# UK Private Pension Treatment by IRS



## pmb (Nov 9, 2013)

Hello Everyone, 
This is my first post!
I am a dual UK/USA citizen, living and retired in the US. I am taxed in the US, having taken advantage of relief from being taxed twice (double taxation).
I have UK based private pension plans, (e.g. some with Standard Life), and if I were in UK, could draw 25% of the pot tax free. 
Can anyone tell me whether that allowance is honored by the IRS, or whether the whole pot will now be liable for taxation?
Thanks.


----------



## Bevdeforges (Nov 16, 2007)

Have moved you over to the tax section just to see if we can flag down a few more responses.
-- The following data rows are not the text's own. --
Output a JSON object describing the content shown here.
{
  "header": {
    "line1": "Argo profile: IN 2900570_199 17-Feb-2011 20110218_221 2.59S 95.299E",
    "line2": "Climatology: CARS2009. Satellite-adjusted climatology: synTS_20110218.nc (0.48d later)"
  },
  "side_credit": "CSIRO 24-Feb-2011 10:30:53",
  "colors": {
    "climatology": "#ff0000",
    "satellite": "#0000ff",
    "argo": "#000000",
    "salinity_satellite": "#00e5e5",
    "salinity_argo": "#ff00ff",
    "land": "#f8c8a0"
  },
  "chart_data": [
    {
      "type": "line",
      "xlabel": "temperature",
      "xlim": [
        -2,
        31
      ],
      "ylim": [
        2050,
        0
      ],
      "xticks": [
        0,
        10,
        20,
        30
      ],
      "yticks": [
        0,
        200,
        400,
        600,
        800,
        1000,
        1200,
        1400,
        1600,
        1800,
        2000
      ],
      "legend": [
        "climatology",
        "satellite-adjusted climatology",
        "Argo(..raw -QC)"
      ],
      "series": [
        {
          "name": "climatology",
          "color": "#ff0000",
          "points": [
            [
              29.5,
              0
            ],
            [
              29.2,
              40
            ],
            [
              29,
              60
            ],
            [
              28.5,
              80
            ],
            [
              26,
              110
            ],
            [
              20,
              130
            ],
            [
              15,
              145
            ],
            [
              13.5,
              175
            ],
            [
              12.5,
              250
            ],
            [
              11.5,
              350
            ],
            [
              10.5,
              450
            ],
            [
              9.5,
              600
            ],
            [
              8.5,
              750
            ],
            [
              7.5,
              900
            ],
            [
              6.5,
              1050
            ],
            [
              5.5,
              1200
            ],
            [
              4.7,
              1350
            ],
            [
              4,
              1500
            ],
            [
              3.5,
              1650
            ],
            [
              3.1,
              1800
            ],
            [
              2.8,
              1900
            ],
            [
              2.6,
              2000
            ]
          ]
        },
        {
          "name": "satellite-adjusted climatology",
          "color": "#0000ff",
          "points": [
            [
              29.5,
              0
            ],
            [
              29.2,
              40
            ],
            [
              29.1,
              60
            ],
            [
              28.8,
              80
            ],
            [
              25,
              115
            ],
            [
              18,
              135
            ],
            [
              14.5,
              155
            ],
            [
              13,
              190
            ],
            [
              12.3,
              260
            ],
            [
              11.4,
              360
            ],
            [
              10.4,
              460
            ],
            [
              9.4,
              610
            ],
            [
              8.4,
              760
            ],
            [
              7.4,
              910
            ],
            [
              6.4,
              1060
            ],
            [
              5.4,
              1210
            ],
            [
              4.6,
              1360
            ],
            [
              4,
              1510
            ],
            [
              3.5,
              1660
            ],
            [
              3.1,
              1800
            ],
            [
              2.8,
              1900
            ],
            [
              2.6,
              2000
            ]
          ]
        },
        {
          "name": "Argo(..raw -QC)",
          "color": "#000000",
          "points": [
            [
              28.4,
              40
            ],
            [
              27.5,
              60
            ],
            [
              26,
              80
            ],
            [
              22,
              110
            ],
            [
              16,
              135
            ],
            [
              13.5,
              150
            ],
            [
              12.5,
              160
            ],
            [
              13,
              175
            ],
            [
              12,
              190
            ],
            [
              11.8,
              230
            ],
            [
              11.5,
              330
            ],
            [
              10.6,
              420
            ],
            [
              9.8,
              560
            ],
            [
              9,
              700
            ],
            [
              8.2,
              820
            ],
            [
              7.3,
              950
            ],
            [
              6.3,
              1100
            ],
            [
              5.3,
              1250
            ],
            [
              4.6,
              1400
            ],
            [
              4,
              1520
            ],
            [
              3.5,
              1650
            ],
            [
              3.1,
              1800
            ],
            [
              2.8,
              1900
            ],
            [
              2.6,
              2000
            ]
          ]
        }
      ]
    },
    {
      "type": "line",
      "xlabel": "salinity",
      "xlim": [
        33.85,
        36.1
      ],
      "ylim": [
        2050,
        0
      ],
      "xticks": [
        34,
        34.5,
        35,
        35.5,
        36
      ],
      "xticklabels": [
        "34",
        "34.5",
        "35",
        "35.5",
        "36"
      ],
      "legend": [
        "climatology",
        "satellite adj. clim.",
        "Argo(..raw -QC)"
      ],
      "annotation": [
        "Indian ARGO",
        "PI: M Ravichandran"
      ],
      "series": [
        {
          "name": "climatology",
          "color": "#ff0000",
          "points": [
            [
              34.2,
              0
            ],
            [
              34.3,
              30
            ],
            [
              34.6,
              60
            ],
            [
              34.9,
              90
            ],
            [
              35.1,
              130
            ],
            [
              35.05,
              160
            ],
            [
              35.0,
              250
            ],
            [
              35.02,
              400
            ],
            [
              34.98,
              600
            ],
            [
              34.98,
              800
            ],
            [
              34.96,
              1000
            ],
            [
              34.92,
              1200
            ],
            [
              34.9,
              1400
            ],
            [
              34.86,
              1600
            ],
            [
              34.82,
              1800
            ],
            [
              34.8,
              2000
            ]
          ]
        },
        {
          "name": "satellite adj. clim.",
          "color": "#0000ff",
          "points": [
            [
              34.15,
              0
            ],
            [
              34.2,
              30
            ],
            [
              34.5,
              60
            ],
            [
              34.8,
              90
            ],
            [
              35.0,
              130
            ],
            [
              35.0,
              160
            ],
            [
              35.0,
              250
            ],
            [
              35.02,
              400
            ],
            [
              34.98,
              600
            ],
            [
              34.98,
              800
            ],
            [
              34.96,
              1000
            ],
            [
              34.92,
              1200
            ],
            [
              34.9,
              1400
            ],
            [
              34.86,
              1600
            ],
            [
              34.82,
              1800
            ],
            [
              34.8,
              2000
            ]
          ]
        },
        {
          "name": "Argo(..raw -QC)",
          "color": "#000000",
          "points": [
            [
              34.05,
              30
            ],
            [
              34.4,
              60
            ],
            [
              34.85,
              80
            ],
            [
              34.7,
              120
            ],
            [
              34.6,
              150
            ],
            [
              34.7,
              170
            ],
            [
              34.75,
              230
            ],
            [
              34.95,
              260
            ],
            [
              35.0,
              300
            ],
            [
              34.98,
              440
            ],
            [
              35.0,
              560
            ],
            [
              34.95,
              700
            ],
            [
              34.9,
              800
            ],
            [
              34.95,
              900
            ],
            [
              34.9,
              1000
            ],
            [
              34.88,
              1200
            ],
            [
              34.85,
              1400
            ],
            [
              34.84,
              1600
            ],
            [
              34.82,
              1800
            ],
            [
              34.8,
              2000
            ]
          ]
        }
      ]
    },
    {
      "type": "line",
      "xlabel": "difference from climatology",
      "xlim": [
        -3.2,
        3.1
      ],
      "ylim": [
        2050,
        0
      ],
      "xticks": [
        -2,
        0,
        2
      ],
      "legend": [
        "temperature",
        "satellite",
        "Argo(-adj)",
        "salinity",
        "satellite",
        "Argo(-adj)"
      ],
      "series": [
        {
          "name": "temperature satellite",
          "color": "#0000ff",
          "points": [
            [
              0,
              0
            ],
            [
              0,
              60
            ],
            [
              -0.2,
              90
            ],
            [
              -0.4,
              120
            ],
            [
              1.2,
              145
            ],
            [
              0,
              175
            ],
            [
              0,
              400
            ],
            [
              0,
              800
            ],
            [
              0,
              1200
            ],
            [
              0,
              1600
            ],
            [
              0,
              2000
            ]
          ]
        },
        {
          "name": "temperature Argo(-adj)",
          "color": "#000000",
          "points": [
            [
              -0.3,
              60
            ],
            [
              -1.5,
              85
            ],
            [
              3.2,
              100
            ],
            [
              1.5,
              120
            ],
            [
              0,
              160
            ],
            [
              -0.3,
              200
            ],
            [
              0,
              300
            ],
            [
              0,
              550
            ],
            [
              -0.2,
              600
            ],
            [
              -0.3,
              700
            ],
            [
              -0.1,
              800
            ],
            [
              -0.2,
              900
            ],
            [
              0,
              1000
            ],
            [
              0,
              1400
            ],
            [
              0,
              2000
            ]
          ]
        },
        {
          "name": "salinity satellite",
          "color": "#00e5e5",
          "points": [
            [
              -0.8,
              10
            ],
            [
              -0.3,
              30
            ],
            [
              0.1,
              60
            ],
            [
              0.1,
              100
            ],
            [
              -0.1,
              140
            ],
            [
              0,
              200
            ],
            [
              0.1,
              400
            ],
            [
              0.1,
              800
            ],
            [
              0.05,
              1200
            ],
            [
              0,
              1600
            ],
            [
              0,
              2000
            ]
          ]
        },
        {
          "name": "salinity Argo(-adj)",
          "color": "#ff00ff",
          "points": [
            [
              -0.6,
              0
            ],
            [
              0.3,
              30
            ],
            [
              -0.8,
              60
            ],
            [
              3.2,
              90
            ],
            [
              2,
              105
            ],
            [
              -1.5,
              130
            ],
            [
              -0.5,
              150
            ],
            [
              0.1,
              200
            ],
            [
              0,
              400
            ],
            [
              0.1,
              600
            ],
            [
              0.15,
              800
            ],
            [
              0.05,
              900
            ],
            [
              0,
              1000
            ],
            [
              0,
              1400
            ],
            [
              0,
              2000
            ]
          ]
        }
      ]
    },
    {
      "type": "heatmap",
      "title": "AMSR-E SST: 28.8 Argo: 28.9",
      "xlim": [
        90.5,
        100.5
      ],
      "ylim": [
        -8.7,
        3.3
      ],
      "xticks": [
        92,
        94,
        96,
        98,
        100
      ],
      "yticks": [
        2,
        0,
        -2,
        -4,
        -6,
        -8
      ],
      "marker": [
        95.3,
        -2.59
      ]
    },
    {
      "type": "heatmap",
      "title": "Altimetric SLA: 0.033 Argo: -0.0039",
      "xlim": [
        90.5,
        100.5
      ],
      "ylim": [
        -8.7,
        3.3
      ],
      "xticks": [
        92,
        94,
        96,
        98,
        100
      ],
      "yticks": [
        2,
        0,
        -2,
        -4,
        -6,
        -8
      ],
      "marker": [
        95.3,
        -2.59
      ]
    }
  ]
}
Generally speaking the US doesn't honor any "tax free" aspects of any private pension plan. You would have to declare the income and then claim the Foreign Tax Credit for taxes paid on the pension. (Pensions being considered "unearned income".) For those sorts of income considered tax-free at the source, there's no double taxation to be avoided, so you just wind up having to pay the tax.
Cheers,
Bev


----------



## JustLurking (Mar 25, 2015)

pmb said:


> Can anyone tell me whether that allowance is honored by the IRS, or whether the whole pot will now be liable for taxation?


This is discussed almost endlessly on assorted expat finance sites. If you try a couple of Google searches you'll be able to unearth any number of relevant discussions. The current bottom line appears to be that _nobody knows for certain_.

There is language in the US/UK tax treaty that protects some types and portions of pension withdrawals from tax, but as usual the US has inserted its trademark execrable 'saving clause' to disallow most of it for US citizens and residents. What remains after this is open to interpretation. Interpreting it has exercised many minds, without any apparent resolution.

Sorry that this is so vague. Things really shouldn't be this way.


----------